David Drouard

Le chorégraphe David Drouard part de l’œuvre de Nijinski, Le Sacre du Printemps, pour poser la question fondamentale du combat des femmes pour leurs droits aujourd’hui. Prenant le contre-pied de l’œuvre originelle, cette pièce pour 9 danseuses et 3 musiciennes montre non pas une Élue – vierge, sacrifiée – mais des Éues qui évoquent la résistance des femmes. En analogie à cette résistance qui traverse les époques, celle de la Nature, une nature minimale qui revient là où elle n’était plus. (S)ACRE est le troisième volet d’un tryptique entamé avec (F)AUNE  et (H)UBRIS.

Dans (F)AUNE , David Drouard évoquait l’animalité en l’homme, avec pour toile de fond le devenir de l’être humain des origines à la société de consommation.
Avec (H)UBRIS, le chorégraphe interroge à nouveau la figure du faune dans un univers poétique et onirique, où des images numériques viennent perturber la perception du corps, métamorphosant cinq danseurs breakeurs en créatures mythologiques.

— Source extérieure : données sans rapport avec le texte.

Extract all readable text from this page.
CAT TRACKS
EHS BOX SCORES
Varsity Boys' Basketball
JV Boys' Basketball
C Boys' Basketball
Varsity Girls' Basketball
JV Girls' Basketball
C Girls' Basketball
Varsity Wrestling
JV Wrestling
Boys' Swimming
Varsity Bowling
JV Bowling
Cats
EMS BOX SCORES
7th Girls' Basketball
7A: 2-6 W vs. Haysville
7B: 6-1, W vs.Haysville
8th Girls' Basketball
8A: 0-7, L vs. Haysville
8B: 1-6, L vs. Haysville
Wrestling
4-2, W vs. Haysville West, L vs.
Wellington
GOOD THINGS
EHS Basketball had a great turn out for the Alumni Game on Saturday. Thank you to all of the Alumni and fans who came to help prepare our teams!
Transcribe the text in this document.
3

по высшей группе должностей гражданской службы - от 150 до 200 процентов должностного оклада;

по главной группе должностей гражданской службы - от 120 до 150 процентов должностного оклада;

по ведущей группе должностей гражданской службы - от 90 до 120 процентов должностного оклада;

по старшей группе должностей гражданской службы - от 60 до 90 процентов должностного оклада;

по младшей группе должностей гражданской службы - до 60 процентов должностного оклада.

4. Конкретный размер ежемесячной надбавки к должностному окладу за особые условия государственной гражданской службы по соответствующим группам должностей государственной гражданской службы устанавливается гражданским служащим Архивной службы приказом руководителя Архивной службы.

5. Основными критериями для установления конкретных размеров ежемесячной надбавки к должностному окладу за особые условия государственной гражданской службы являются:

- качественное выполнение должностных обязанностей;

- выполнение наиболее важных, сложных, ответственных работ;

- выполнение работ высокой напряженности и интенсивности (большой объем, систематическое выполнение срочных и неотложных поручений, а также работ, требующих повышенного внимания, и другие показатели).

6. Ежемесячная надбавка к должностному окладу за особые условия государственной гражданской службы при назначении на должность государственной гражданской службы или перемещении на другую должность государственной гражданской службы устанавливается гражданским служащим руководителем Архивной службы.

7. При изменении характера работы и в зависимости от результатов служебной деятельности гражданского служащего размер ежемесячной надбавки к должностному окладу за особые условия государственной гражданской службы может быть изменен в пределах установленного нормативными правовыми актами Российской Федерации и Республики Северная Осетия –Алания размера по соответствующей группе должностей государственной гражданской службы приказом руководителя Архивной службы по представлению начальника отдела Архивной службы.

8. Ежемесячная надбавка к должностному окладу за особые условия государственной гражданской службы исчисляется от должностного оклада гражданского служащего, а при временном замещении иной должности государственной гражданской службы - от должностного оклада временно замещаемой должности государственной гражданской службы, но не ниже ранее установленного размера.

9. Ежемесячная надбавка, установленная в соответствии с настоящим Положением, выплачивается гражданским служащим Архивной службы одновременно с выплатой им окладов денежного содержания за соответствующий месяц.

Pour (S)ACRE, David Drouard a collaboré avec Gilles Clément, enrichissant son projet de deux éléments fondamentaux : la philosophie du paysagiste, notamment la notion du « Tiers-paysage », mais aussi son regard spécifique sur la scénographie. De ces regards croisés est née l’analogie entre le combat des femmes pour leurs droits et le « rudéral », la nature qui refait surface là où elle n’était plus. Deux notions fondamentales sont au coeur du projet : le sauvage et la résistance.